September 22, 2018 at 8:54 am #226675Anonymous
GuestDear Bree:
You wrote: “our morals line up really nicely”- not the moral of keeping one’s promises. He broke his promises repeatedly. You didn’t, did you?
“I feel we have something really special. We have a deep connection, something I’ve never felt before”- this is a subjective experience, your own. But what is his subjective experience? Let’s see: “He said he’s not himself and that he’s been struggling with this for over a year… it’s not working and that he needs to find himself”- for over a year he didn’t find himself in that “deep connection” that you experienced. I think the connection with you wasn’t that deep and convincing for him as it was for you.

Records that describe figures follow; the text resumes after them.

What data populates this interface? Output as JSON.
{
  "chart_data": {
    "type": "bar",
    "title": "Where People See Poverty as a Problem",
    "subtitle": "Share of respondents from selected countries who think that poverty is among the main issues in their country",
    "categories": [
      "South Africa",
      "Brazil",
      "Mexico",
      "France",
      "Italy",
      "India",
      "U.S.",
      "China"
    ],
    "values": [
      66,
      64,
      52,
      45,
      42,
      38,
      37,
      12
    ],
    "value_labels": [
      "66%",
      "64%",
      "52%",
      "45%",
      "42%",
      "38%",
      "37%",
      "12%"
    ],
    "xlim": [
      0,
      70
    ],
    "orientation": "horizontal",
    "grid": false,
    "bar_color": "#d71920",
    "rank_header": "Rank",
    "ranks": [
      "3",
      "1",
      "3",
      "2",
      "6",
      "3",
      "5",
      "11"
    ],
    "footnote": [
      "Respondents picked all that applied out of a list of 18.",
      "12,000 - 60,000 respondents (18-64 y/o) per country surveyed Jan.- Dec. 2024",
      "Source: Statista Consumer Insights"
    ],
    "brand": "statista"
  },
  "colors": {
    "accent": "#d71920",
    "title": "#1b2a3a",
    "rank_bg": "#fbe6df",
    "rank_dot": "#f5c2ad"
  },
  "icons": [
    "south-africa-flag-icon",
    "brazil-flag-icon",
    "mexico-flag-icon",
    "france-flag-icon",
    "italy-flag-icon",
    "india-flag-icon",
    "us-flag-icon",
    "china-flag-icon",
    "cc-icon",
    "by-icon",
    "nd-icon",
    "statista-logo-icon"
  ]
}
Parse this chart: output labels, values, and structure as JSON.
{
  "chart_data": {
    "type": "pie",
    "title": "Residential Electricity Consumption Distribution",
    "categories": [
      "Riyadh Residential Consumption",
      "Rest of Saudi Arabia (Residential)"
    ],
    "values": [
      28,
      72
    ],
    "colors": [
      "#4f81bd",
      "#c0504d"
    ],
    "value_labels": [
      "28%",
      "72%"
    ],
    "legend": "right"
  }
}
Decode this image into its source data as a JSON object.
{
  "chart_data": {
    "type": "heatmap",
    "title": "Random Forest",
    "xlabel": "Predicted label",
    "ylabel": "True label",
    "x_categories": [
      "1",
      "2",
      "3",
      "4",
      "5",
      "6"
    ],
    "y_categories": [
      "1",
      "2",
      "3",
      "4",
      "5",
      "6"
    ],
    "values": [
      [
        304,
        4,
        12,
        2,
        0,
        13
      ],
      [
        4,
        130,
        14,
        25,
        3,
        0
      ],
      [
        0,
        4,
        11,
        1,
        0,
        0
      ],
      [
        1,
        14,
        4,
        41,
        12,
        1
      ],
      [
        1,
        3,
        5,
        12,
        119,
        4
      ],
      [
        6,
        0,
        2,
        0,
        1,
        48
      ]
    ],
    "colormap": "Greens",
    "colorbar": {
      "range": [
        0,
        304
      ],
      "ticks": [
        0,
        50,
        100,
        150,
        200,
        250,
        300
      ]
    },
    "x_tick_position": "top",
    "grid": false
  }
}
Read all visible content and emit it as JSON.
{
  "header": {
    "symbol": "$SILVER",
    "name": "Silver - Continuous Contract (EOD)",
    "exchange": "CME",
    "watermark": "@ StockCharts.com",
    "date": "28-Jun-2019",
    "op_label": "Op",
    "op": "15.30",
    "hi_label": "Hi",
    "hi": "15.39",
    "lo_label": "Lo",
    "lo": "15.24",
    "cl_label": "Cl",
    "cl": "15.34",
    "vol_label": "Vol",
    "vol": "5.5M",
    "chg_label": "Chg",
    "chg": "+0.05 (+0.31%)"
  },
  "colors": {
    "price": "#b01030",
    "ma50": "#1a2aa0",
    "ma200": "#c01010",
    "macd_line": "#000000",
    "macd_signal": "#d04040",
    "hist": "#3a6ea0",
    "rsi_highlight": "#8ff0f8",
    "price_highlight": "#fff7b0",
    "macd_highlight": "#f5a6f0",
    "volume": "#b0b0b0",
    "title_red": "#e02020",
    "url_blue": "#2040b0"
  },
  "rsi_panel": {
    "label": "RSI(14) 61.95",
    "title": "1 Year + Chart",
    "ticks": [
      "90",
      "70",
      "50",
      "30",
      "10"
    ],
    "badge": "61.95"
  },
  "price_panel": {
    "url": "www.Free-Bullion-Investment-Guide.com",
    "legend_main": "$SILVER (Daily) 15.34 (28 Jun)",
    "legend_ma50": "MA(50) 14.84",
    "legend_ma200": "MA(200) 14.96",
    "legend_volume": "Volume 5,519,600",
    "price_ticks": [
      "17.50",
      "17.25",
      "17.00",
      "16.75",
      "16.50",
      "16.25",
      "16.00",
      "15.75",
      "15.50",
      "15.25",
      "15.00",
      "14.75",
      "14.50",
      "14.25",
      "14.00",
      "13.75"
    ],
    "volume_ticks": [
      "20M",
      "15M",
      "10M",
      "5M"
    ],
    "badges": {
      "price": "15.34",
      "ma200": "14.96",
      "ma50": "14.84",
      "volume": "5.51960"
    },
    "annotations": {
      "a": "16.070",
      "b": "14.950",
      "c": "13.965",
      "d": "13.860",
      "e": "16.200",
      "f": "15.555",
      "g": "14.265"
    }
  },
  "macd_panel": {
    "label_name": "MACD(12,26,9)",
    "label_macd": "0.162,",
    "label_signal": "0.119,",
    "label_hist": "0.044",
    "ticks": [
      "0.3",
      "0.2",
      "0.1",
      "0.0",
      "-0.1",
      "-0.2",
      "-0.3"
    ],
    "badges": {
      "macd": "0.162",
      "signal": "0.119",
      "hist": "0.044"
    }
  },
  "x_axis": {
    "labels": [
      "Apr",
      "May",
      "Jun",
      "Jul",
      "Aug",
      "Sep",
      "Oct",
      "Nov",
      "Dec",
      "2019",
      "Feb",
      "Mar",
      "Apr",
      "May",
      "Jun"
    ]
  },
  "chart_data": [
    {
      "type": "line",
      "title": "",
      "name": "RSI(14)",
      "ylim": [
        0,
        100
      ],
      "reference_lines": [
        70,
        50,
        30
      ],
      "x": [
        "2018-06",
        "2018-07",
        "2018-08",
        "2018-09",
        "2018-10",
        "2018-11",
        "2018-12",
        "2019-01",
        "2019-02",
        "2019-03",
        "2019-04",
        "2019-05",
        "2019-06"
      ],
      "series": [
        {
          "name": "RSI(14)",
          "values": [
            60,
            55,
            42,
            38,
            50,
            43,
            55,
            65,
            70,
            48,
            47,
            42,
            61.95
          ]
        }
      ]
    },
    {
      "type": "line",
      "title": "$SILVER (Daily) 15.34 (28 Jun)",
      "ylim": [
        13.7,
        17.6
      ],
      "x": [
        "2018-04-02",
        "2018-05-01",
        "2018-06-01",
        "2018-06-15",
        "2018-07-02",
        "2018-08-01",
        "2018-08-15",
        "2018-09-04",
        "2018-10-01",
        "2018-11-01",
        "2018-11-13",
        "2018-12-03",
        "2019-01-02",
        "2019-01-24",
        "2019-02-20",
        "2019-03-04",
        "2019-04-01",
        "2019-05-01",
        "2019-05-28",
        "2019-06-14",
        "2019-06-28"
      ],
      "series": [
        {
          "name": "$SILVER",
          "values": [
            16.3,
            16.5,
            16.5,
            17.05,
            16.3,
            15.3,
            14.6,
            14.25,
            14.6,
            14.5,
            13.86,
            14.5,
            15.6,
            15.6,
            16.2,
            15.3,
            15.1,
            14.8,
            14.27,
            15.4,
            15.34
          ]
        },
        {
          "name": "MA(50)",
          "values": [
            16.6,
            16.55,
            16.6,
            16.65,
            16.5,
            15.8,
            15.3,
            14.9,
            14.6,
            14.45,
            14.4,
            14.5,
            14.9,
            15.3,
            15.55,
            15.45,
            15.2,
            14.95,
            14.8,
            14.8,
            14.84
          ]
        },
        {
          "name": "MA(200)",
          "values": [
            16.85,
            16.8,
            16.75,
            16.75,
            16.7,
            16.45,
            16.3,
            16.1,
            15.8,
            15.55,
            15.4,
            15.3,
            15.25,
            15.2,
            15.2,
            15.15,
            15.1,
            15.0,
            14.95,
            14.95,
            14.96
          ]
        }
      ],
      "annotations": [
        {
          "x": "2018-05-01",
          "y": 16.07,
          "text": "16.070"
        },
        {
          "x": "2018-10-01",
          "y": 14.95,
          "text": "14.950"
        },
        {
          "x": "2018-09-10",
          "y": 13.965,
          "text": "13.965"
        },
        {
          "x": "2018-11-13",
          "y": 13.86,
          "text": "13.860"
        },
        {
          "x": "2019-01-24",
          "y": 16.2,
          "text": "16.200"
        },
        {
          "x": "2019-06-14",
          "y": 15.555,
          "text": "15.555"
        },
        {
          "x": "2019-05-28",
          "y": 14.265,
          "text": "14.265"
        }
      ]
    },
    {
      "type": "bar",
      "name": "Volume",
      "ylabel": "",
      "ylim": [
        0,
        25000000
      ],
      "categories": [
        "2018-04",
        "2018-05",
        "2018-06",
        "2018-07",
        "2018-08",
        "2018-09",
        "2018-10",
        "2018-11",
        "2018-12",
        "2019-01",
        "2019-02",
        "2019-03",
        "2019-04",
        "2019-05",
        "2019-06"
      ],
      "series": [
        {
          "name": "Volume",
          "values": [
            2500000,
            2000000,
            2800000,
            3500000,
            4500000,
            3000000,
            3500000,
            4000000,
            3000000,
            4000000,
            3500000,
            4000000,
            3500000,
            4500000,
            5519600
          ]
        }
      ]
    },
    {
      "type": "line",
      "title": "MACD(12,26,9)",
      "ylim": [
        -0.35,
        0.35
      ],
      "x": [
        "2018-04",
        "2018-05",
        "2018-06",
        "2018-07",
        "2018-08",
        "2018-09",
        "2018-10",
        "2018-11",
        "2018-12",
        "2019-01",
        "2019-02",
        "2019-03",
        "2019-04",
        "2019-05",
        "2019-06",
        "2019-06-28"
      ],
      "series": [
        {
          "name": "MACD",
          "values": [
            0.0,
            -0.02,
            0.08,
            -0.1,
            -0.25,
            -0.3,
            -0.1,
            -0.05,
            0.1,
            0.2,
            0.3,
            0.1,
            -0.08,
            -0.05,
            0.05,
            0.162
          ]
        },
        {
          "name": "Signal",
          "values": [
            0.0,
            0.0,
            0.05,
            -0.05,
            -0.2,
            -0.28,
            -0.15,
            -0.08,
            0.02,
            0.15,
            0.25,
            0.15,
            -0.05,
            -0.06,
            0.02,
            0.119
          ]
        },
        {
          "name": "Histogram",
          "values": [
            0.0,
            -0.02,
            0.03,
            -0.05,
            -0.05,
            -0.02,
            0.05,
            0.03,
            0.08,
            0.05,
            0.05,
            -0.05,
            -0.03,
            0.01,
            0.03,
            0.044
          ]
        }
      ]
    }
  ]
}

“After the countless number of broken promises, do you think he’ll really be able to find himself and change?” No, I don’t think so. He may need to find himself, whatever it means to him. Thing is, you already found him, you know he broke his promises countless times. It was easy for you so far to find his broken promises because his promises were about practical matters. How easy it would be for him to break this vague promise “to find himself”. How could you possibly follow him keeping that promise…
“Or do you think he’s shown his true colors and that I should move on?”- I think he did show his breaking-promises color and that you should move on.
“he doesn’t want to face the backlash of his parents”- it is possible that his parents are against the relationship because of, or partly because of negative things he shared with them about you/ the relationship, because he has been conflicted about it for some time.
Did he share with you the reasons for or the nature of his parents’ objections?